Endometriyozis hastalığı adı verilen ve hormonlara duyarlı rahim iç tabakasının olmaması gereken çeşitli yerlerde yerleşmesi olarak tanımlanan hastalık, oldukça yaygındır. Toplumda her 10 kadından 3’ünde bulunabilen bu hastalık, çoğu zaman farkedilmeksizin sinsice ilerler. Peki bu hastalıktan nasıl şüphe etmeliyiz? Öncelikle şiddetli adet ağrıları mutlaka üzerine düşülmesi gereken bir durumdur. Özellikle dayanılmayacak kadar şiddetli olabilen bu ağrılar, ilaçlara yanıt vermeyen kramplar şeklinde karşımıza çıkabilir. Bu durum, çok erken yaşlarda başlayabilir ve uzun yıllar bu şekilde devam edebilir.
Bu hastalık, sinsi ve ilerleyici bir hastalık olduğu için, uzun süre bulgu vermeden ilerleyebilir. Yumurtalık dokusunda yerleşmiş olan endomeryiotik odaklar, zaman içerisinde büyür ve kanama odakları meydana getirir. Bunlar da zaman içerisinde büyük boyutlara ulaşarak çikolata kistlerini oluşturur.
Ağrı en belirgin özelliğidir.Büyük kistlerde ağrı daha da fazla izlenir. Dismenore dediğimiz adet ağrıları, kasık ağrıları, cinsel ilişki esnasında ağrı (disparoni), ağrılı dışkılama (diskezi), kist patlaması, yumurtalığın ters dönmesi gibi sorunlara neden olabilirler. Özellikle tüplerde sorun yaratarak kısırlığa da yol açabilirler.

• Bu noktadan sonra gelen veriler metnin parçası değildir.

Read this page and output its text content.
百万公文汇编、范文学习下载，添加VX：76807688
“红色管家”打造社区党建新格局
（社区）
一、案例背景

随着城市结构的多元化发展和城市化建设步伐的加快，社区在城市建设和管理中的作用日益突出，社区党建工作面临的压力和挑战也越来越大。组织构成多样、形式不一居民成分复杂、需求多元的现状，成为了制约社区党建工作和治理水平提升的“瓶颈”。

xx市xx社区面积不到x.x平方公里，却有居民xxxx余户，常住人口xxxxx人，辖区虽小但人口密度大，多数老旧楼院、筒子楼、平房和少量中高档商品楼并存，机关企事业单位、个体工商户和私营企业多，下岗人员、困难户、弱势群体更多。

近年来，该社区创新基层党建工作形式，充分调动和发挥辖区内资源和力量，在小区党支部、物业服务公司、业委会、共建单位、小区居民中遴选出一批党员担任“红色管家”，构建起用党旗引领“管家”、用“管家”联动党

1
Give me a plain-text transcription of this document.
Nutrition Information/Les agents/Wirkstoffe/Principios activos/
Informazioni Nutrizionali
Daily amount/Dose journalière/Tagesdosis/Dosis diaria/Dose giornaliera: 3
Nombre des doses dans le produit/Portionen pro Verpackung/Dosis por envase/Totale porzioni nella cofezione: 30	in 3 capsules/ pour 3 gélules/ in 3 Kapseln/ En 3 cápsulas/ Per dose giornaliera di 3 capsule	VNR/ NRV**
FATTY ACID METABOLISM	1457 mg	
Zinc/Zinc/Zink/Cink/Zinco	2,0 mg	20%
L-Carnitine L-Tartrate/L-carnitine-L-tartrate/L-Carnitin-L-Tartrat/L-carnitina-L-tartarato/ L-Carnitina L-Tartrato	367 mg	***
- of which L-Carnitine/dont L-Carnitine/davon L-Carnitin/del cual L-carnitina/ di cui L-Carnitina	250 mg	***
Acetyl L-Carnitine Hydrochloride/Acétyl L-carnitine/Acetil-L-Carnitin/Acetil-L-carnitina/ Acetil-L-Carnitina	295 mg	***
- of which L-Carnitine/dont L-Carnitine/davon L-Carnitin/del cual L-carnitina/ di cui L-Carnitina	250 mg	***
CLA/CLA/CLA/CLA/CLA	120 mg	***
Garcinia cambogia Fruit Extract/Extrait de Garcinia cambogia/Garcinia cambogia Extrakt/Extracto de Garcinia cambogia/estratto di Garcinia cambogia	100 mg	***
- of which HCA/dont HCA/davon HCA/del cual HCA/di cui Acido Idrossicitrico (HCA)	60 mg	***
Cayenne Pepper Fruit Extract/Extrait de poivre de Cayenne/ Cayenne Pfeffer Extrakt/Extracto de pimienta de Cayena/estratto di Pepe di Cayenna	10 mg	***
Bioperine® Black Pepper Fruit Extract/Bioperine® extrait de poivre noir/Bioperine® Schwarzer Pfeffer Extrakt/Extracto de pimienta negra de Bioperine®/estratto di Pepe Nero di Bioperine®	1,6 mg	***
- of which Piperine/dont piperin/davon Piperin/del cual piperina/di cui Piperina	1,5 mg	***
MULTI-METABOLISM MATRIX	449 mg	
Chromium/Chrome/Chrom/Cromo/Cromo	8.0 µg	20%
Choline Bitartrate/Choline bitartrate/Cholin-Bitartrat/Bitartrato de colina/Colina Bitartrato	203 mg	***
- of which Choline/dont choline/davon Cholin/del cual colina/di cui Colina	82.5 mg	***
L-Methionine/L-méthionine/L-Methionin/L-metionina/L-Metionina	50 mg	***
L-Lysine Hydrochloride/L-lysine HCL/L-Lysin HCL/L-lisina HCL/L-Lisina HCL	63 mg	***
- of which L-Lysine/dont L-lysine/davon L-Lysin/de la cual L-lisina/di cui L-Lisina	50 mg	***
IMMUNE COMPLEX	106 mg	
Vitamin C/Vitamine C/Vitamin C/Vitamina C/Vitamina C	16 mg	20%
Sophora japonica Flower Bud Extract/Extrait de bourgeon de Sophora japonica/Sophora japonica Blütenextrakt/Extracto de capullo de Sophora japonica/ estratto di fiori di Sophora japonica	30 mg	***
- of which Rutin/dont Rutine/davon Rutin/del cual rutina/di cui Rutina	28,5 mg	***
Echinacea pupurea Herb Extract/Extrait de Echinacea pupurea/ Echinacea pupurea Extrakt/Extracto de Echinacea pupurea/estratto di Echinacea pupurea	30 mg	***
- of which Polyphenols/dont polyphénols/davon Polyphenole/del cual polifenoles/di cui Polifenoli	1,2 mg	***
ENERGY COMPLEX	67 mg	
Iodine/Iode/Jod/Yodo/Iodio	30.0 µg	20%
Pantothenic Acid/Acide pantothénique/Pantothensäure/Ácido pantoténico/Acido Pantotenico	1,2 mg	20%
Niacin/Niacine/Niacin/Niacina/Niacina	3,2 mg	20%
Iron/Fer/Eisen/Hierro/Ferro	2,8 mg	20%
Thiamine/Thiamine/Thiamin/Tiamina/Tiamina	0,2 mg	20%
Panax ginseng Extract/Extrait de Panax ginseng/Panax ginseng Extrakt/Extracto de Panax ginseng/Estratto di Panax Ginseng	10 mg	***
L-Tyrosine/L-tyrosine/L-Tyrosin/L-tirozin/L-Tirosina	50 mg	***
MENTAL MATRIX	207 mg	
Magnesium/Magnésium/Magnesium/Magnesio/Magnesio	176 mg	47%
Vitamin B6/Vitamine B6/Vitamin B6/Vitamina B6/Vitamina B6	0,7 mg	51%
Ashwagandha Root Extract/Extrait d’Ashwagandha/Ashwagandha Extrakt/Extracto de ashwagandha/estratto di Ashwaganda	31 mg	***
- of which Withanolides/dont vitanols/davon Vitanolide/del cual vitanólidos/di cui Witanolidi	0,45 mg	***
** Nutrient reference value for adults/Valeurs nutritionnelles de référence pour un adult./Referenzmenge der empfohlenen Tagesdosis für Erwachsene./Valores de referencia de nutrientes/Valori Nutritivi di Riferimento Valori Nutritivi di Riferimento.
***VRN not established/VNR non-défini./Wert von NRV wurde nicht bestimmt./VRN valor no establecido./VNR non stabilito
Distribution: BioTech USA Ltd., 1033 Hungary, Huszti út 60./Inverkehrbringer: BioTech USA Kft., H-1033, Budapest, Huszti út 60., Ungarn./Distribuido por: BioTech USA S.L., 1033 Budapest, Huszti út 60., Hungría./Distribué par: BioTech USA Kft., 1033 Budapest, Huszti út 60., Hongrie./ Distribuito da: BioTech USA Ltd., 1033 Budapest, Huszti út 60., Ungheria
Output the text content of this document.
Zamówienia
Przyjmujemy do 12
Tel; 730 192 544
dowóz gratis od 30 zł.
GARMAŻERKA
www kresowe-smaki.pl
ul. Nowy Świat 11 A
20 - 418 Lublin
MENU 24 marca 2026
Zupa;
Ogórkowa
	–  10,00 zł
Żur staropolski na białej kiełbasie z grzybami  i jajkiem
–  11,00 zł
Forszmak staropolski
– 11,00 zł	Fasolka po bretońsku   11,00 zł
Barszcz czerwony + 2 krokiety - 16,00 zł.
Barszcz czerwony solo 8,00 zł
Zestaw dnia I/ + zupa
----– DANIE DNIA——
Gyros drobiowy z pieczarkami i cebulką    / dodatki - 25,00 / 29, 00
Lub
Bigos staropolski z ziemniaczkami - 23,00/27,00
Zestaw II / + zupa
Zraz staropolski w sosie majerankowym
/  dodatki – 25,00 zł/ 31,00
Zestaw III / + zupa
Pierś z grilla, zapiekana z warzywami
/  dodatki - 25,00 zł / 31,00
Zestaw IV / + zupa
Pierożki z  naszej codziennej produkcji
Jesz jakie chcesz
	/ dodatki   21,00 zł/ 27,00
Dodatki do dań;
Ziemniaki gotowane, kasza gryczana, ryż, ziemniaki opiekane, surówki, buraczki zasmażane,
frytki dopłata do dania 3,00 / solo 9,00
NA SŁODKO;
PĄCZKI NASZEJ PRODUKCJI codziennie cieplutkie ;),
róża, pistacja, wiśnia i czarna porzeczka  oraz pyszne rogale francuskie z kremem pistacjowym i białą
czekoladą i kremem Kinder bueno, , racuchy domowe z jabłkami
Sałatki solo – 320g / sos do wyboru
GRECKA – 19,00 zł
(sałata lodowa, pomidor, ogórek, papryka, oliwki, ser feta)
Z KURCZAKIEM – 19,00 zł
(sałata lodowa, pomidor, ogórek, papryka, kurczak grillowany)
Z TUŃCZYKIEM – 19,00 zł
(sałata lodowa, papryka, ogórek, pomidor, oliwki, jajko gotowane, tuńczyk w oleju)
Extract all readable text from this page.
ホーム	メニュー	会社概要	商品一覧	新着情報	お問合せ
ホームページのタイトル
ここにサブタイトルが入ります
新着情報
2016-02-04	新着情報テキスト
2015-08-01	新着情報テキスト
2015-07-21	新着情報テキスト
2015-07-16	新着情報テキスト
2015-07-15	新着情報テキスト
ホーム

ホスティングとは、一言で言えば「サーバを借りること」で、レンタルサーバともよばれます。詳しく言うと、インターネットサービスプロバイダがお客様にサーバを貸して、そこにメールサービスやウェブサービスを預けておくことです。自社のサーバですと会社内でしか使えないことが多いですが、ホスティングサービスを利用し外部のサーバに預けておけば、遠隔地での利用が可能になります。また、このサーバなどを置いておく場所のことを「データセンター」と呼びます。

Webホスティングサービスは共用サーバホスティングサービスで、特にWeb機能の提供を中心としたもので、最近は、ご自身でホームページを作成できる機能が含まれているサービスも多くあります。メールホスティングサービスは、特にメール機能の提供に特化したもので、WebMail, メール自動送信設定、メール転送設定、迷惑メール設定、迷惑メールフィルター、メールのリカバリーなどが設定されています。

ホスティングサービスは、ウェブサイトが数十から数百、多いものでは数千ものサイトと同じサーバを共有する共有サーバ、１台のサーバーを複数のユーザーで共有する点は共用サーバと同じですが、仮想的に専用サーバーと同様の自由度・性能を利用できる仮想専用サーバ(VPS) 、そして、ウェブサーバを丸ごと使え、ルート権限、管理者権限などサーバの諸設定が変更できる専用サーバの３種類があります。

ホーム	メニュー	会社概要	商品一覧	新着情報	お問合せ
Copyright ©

-Büyük boyutlara varan kistleri (>5cm) ameliyat etmek gerekebilir. Özellikle ağrı ön planda ise, kist tek taraflı ise kapalı ameliyat ile kist temizlenebilir.
Özellikle kadın yaşı ileri ise (>35), yumurta rezervi azalmış ise, geçirilmiş ameliyat var ise, sperm sayısı düşük veya tüplerde tıkanıklık var ise ameliyat veya beklemek yerine tüp bebek önerilir.